C: Zur Zeit wohnen Sie…
W: …auf der Wotanstraße.
C: Wie lange wohnen Sie schon dort?
W: Wir wohnen da seit 1975, und ich habe immer in Lichtenberg gelebt.
C: Stand für Sie denn je die Frage im Raum in welches Gebiet man in Berlin zieht?
W: Hier gab es die Wohnmöglichkeit. Wir haben vorher in Karlshorst gewohnt, und aufgrund der Kinder sind wir in die Frankfurter Allee gezogen, um eine größere Wohnung zu haben, und als die Kinder dann groß, reif und flügge waren, sind wir in eine kleinere Wohnung gezogen.
Das, was hier jetzt gemacht wird, sind Sanierungsarbeiten. Das wird einem doch bewusst, und was einem noch bewusst wird ist die Sanierung unserer Straße. Ich wohne ja hier unten. Hier ist ja ein bisschen was gebaut und saniert worden, so dass es eben einen Klientelwechsel an Bewohnern gab.
C: Inwiefern?
W: Naja, sagen wir mal so: Durch die Sanierung sind die Wohnungen ja so aufgearbeitet worden, dass sie von einfach strukturierten und mit finanziellen Grundlagen schwach ausgestatteten Leuten eigentlich nicht mehr bewohnt werden können.

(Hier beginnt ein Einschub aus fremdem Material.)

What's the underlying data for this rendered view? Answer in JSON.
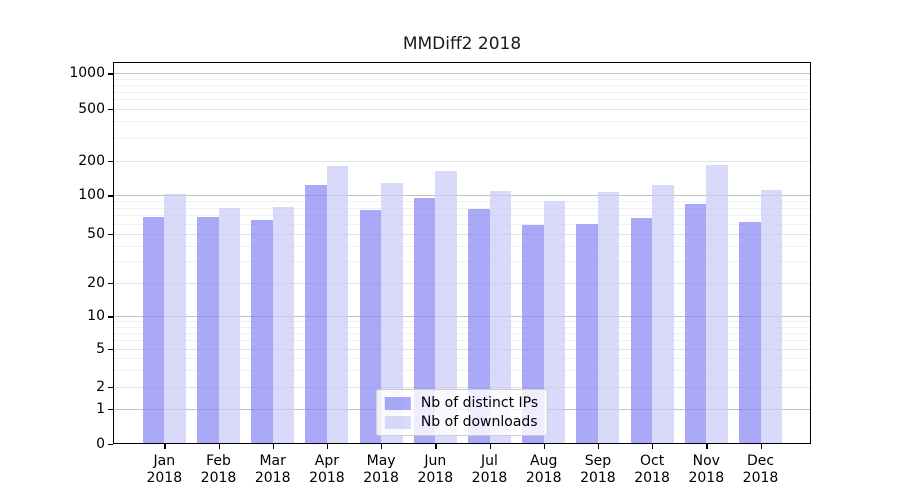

Insofern hat sich die Struktur der Bewohner, sag ich mal, auf eine andere Ebene gestellt. Es gibt hier das Haus auf der Ecke gegenüber, da ist immer mal wieder was mit Alkohol, sag ich mal so. Das ist halt nicht saniert worden – außer mal ein bisschen Farbe an die Wand. Und es sind eben Wohnungen, die auf dem unteren Mietlevel liegen, und da spielt sich eben eine Menge ab. Also, da vergeht kein Monat, dass mal nicht die Polizei da ist, oder dass mal nicht geprügelt wird oder sonst irgendwas. Das ist so das letzte Haus auf der ganzen Straße. Ansonsten hat sich dieses ganze Wohnklientel – ich kann das schon ganz gut beurteilen, weil ich schon ganz lange da wohne – völlig verändert.
C: Sie hatten ja schon ein paar Mal erwähnt, dass das Viertel wie die Großstadt recht anonym ist, dass man mit seinen Nachbarn nicht wirklich in Kontakt steht, Würden Sie sich da etwas wünschen in der Nachbarschaft?
W: Na ja, sagen wir mal: Das ist schon noch ein bisschen anders: Also bei uns im Nachbarhaus beobachten wir schon über Jahre hinweg, dass die so Hoffeste machen und zusammensitzen.
Das gibt es schon, aber nicht in unserem Haus. Es liegt wahrscheinlich an der Struktur: Bei uns im Haus wohnen sehr viele ältere Leute, so wie wir auch, und wir sind am Wochenende kaum da, weil wir immer auf dem Grundstück sind, dann ergibt sich das nicht so. Meine Frau arbeitet drei Schichten, ich bin auch immer erst spätabends zu hause. Man unterhält sich zwar im Haus, wenn man sich trifft, sagt »Guten Tag«, aber es sind wenige Mitbewohner, mit denen man regelmäßig und länger kommuniziert. Berlin ist eine anonyme Stadt.
Bei uns im Haus wohnt eine alte Dame, die sehe ich im Jahr vielleicht drei Mal, und alle anderen würden das genauso sagen. Und wenn die keine Familie hätte und würde irgendwann in der Wohnung sterben, dann würde es Wochen oder Monate dauern, bevor jemandem auffällt, dass sie nicht mehr da ist. Das ist Berlin.